MusicRadarは、2026年の発売時期にElectro 7の価格を次のように伝えています:

  • Electro 7 61 – £2,299/$3,299
  • Electro 7 73 – £2,499/$3,599
  • Electro 7 HP – £2,799/$3,999

記事では「今年後半に出荷される予定」と報じられており、具体的な発売日や国内価格は公式サイトの更新を待ちたいところです。

まとめと所感

Nord Electro 7は、ステージピアノ/オルガンの代表機種として培ってきた電気ピアノとオルガンの魅力を維持しつつ、フル機能のシンセサイザーを搭載することで、1台で幅広いジャンルに対応できる万能楽器へと進化しました。
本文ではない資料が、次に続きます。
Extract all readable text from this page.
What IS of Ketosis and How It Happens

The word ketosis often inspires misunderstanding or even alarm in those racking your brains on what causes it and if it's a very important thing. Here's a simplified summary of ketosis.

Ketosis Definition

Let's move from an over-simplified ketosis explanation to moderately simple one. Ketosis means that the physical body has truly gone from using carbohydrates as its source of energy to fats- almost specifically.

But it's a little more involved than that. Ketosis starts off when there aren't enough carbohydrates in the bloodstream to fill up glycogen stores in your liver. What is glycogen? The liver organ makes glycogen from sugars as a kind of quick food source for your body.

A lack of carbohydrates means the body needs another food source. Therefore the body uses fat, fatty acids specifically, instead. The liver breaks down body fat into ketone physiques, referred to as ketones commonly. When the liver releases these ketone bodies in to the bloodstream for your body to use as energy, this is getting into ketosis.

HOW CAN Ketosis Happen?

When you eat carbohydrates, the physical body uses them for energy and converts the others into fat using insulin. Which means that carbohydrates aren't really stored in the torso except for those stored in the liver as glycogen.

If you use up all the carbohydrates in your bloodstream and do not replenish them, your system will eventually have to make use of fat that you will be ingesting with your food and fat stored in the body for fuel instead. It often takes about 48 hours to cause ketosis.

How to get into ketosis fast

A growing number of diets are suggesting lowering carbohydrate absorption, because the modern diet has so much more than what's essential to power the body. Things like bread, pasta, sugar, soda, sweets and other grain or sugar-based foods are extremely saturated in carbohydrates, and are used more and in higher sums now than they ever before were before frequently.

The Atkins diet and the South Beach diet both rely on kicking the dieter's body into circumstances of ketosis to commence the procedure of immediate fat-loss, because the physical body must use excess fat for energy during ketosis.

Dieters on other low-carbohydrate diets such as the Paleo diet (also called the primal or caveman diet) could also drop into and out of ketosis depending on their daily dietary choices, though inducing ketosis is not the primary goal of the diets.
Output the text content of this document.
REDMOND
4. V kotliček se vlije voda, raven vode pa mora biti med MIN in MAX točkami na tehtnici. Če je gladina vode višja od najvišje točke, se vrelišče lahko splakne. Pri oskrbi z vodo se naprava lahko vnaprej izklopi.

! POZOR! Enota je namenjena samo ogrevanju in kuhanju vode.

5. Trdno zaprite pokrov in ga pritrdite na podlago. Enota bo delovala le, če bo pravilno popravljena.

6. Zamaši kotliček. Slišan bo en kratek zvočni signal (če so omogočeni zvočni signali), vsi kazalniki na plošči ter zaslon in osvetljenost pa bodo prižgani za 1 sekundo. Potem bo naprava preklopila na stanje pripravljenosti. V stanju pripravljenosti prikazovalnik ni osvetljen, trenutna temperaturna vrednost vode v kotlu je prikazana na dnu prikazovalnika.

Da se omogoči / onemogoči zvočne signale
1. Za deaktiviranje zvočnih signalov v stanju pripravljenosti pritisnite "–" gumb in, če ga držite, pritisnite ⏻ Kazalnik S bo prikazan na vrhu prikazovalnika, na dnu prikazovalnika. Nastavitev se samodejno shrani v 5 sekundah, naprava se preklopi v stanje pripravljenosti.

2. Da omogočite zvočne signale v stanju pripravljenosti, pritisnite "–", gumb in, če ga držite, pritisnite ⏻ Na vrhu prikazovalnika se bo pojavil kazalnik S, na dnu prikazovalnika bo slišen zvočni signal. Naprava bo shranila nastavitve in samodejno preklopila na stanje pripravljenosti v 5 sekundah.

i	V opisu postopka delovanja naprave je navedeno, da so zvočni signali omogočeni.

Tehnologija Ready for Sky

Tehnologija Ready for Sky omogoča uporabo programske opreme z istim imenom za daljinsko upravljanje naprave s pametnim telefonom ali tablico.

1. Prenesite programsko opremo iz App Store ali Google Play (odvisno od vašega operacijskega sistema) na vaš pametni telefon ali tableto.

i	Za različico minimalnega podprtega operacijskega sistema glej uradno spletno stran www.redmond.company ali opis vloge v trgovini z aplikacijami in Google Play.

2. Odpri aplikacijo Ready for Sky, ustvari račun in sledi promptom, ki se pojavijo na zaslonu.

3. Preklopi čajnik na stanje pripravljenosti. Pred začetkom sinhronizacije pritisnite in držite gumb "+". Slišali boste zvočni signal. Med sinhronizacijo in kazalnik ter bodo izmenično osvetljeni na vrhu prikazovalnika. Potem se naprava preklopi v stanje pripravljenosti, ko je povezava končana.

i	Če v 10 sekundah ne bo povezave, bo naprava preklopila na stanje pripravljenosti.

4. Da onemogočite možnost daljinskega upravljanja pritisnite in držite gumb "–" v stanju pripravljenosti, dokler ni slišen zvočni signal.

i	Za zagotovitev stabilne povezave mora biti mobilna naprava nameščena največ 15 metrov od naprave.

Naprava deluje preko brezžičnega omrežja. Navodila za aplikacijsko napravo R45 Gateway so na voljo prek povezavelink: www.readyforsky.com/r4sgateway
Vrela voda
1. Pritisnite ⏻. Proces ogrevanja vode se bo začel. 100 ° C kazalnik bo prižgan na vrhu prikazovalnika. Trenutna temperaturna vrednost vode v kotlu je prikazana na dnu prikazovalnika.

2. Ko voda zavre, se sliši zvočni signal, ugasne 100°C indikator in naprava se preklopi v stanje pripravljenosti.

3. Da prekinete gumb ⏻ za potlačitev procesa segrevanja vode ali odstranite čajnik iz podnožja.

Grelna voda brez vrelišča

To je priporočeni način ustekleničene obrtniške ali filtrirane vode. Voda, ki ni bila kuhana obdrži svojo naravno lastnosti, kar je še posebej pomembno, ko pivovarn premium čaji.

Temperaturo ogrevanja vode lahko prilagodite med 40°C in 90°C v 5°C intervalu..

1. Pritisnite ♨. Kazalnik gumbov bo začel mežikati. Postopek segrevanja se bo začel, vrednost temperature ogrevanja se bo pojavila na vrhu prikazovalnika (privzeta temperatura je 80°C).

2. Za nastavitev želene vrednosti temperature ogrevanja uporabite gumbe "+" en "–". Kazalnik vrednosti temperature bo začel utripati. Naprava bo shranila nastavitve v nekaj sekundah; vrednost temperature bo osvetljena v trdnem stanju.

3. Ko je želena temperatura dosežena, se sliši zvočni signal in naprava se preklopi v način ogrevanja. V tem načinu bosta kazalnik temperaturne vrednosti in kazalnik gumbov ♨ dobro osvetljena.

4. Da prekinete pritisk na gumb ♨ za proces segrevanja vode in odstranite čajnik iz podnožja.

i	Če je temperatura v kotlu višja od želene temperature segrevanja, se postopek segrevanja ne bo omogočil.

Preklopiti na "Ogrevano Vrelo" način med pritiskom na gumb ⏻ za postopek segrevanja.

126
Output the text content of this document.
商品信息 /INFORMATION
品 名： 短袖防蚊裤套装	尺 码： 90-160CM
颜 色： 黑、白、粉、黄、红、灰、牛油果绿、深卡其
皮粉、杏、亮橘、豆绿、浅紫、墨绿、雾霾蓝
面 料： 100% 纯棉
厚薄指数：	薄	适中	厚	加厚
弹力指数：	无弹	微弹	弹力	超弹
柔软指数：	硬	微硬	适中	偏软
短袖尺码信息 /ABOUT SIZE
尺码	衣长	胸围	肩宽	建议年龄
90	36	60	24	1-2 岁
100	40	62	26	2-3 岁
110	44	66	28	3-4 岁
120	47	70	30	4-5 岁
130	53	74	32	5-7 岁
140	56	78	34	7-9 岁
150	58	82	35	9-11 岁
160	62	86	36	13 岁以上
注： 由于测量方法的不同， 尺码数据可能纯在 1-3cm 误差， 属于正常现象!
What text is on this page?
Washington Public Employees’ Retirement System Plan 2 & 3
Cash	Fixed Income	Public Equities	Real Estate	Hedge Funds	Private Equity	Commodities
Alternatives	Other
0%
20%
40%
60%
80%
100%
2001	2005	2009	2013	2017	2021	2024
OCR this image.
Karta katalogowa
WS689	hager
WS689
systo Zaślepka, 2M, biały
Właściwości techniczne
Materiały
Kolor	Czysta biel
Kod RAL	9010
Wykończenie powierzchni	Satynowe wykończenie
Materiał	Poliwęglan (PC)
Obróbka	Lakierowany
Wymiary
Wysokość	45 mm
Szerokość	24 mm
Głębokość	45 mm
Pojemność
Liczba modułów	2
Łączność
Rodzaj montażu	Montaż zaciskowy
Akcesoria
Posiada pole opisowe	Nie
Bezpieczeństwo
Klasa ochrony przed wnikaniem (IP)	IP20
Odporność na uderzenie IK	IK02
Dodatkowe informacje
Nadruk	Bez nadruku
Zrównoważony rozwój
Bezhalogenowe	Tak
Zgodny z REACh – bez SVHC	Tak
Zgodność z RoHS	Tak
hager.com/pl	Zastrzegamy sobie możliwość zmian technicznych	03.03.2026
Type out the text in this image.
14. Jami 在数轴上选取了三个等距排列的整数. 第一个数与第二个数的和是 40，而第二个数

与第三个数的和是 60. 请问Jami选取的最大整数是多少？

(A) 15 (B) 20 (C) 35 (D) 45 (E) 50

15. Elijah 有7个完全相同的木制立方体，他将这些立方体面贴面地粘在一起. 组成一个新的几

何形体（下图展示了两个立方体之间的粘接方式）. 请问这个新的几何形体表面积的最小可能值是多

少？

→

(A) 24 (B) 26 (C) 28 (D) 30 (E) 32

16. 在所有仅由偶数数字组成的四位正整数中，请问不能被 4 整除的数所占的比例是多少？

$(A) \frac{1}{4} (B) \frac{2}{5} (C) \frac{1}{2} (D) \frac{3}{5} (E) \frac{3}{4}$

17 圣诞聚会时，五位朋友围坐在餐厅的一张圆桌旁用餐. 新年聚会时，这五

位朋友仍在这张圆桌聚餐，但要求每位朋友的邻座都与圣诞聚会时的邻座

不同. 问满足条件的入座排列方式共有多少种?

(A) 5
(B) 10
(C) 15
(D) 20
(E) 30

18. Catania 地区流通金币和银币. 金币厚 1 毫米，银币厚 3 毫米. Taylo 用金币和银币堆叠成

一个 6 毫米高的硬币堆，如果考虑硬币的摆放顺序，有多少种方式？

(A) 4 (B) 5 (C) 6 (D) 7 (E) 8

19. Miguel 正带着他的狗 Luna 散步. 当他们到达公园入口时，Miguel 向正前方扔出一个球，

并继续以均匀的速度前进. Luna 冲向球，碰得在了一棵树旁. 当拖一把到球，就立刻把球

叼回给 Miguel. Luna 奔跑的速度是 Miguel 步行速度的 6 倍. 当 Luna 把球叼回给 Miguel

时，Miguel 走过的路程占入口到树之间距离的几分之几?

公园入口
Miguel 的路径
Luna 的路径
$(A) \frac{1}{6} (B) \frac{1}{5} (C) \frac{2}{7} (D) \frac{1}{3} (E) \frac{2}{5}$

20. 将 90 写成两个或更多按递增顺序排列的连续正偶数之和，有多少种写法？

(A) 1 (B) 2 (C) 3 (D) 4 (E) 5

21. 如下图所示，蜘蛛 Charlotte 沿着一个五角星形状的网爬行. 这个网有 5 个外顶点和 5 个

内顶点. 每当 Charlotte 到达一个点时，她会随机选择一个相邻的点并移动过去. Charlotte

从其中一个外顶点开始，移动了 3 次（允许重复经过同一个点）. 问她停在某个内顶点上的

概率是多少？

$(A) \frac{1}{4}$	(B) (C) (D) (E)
オルガンプレイヤーにとっては物理ドローバーやロータリースピーカーのアップデート、ピアノ奏者にとっては新しいダイナミックコンプレッションと豊富なピアノライブラリー、そしてサウンドデザイナーにとってはアナログ/FM/サンプルによるシンセが魅力です。重量も比較的軽く、ライブプレイヤーにとって扱いやすいサイズに収まっています。

一方、価格は従来モデルよりも高く設定されており、Electro 6ユーザーが買い替えるかどうかは新機能や鍵盤のタッチを重視するかで判断が分かれそうです。いずれにしても、Nordのステージキーボードの最新モデルとして注目すべき1台であり、発売後のレビューや追加情報が期待されます。